According to the Wikipedia’s article: “The Game of Life, also known simply as Life, is a cellular automaton devised by the British mathematician John Horton Conway in 1970.”

Given a board with m by n cells, each cell has an initial state live (1) or dead (0). Each cell interacts with its eight neighbors (horizontal, vertical, diagonal) using the following four rules (taken from the above Wikipedia article):

Any live cell with fewer than two live neighbors dies, as if caused by under-population.
Any live cell with two or three live neighbors lives on to the next generation.
Any live cell with more than three live neighbors dies, as if by over-population..
Any dead cell with exactly three live neighbors becomes a live cell, as if by reproduction.
Write a function to compute the next state (after one update) of the board given its current state.
Follow up:
1.Could you solve it in-place?
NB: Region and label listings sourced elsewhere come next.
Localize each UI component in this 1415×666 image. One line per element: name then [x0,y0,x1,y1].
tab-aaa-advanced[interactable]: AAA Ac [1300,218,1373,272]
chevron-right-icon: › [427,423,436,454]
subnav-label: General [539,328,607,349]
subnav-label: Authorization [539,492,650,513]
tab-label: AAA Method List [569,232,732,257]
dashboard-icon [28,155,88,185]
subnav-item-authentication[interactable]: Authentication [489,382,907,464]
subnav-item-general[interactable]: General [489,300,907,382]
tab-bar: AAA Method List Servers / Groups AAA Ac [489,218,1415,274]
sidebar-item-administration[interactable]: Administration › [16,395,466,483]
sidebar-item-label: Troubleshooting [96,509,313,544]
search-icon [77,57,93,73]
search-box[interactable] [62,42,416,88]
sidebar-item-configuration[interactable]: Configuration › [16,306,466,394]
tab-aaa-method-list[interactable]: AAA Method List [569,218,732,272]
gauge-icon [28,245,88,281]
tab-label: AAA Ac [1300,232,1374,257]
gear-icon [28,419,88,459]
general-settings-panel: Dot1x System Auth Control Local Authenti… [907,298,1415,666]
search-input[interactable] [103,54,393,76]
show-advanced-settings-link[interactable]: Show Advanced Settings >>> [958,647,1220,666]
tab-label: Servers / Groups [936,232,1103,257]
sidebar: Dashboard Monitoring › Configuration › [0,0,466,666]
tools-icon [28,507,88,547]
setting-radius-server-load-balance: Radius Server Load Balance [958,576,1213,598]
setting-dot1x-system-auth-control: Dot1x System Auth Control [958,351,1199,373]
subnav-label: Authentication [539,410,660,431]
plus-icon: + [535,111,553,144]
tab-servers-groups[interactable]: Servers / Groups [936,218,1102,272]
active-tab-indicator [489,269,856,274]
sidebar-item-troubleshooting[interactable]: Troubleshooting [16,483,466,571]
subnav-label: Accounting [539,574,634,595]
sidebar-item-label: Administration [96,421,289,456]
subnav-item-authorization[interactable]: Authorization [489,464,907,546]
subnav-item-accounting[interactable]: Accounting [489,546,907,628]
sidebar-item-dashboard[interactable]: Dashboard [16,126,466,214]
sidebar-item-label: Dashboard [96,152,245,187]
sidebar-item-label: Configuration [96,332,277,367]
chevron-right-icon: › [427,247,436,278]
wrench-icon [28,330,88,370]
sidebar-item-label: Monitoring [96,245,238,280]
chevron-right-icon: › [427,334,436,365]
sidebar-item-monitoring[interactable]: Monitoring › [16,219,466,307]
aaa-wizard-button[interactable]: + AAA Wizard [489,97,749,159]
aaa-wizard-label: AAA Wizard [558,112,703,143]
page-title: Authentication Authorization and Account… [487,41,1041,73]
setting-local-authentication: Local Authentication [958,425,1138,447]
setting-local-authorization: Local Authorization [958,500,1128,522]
Remember that the board needs to be updated at the same time: You cannot update some cells first and then use their updated values to update other cells.
2.In this question, we represent the board using a 2D array. In principle, the board is infinite, which would cause problems when the active area encroaches the border of the array. How would you address these problems?
Credits:
Special thanks to @jianchao.li.fighter for adding this problem and creating all test cases.

Solution

public class Solution {
    public void gameOfLife(int[][] board) {
            /*
        根据题意,是这么几个状态:
        第一位是初始状态,第二位是后续状态
        0.00 初始挂,后续挂
        1.01 初始活,后续挂
        2.10 初始挂,后续活
        3.11 初始活,后续活
        首先要统计周围的存活个数,然后根据规则来判断:
        1.周围存活小于2个,活的会挂
        2.周围存活有2个或者3个,活的会活
        3.周围存活超过3个,活的会挂
        4.周围3个活的, 挂的会活
         */
        int m = board.length;
        int n = board[0].length;
        if (board == null || (m == 0 && n == 0)) {
            return;
        }
        for (int i = 0; i < m; i++) {
            for (int j = 0; j < n; j++) {
                int lives = countLive(board, i, j, m, n);
                //现在board要么是0,要么是1
                //然后board变为10,要么是11才算存活下来
                if (board[i][j] == 1 && lives >= 2 && lives <= 3) {
                    board[i][j] = 3;
                }
                if (board[i][j] == 0 && lives == 3) {
                    board[i][j] = 2;
                }
            }
        }

        for (int i = 0; i < m; i++) {
            for (int j = 0; j < n; j++) {
                board[i][j] >>= 1;
            }
        }
    }
    
    public int countLive(int[][] board, int i , int j, int m, int n) {
        int lives = 0;
        for (int x = Math.max(i - 1, 0); x <= Math.min(i + 1, m - 1); x++) {
            for (int y = Math.max(j - 1, 0); y <= Math.min(j + 1, n - 1); y++) {
                lives += board[x][y] & 1;
            }
        }
        lives -= board[i][j] & 1;
        return lives;
    }
}

Analyse

注释已经写得很清楚了，这个解法真是清新易懂。